Letter of the Law
The Spiritual Significance of the Fourth of July
The Fourth of July is the time of year when people in the U.S. usually enjoy fireworks, parades, and town festivals. But for me, it is also a spiritual and grateful time. Ever since I was a kid, I’ve known how much our freedoms mean because I grew up hearing stories of our history. My dad served in the military for 28 years and worked as a high school history teacher. I grew up learning about the Revolutionary War and hearing about how hard the people and our Founding Fathers fought to get the rights we celebrate to this day. Many of the people who voted and signed the Declaration of Independence lost everything in the war and never recovered. The document itself states as much. While it mostly lists our rights and freedoms and talks about how much of a knucklehead King George III was, my favorite phrase is at the very end. The last sentence states, “And for the support of this Declaration, with a firm reliance on the protection of divine Providence, we mutually pledge each other our Lives, our Fortunes, and our sacred Honor.” I think that’s such a fantastic sentence. It shows just how much they were willing to give — their lives, fortunes, and honor — in the pursuit of freedom. The fact that our Founding Fathers put everything on the line is what makes the Fourth of July so spiritually important to me. My family has also done everything we could to continue our Founding Fathers’ ideals. In addition to my dad serving in the military, both my grandfathers enlisted to fight for our country during World War II. When I came of age, I tried to enlist myself, but unfortunately, I was turned down because my hearing was bad. “It shows just how much they were willing to give — their lives, fortunes, and honor — in the pursuit of freedom.”

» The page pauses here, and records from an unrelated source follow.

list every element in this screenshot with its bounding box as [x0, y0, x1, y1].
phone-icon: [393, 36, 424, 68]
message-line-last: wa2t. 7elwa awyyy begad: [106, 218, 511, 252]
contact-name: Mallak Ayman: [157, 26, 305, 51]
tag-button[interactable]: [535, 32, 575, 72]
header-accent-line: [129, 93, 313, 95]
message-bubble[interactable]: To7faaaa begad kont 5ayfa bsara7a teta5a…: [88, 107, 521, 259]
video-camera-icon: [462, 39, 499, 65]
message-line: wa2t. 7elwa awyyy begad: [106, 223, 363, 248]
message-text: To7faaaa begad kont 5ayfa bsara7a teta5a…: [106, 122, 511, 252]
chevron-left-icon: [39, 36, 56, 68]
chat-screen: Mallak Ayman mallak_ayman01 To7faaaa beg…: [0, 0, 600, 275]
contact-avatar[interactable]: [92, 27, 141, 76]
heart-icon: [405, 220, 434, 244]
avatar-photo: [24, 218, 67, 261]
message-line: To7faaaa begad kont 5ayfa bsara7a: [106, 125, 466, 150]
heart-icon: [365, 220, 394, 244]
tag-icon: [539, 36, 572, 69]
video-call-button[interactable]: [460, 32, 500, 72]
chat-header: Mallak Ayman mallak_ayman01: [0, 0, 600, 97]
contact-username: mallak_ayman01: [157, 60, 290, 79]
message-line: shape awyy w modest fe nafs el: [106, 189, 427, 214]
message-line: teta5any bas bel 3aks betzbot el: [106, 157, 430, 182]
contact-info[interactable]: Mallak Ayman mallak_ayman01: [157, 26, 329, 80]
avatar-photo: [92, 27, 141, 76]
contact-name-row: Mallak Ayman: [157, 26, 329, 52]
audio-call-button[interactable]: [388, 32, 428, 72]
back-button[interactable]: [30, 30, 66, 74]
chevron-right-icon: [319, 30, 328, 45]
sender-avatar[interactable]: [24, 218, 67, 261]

One of my favorite family stories involves one of my ancestors who came to America as a Hessian mercenary soldier to fight for the British army. Although he was paid to fight against the colonists, he defected and instead enlisted in the revolutionary cause. It all goes back to the idea of what we are willing to do for our freedom and for the freedom of our kids and grandkids. The Fourth of July reminds us how grateful we ought to be for the rights enshrined in the Constitution and Bill of Rights, which the government can’t touch. In many places around the world, this is not the case. We function with limited government, while other countries function with limited citizenship. There, the government has all power. As I was growing up, the importance of our freedoms was instilled in me, both in and out of school. I always looked forward to the annual town festivals, parades, games, races, barbecues, and fireworks. But I never forgot what the Fourth of July truly represented. Even before I learned history in school, my dad instilled in me a love for our country and what our ancestors did to fight for our freedoms. My love for the Fourth of July is built on a lifetime of appreciation for what that holiday truly stands for. My grandfathers and father taught me the significance of our freedoms, and that’s something I will pass on to my own children and keep with me for the rest of my days.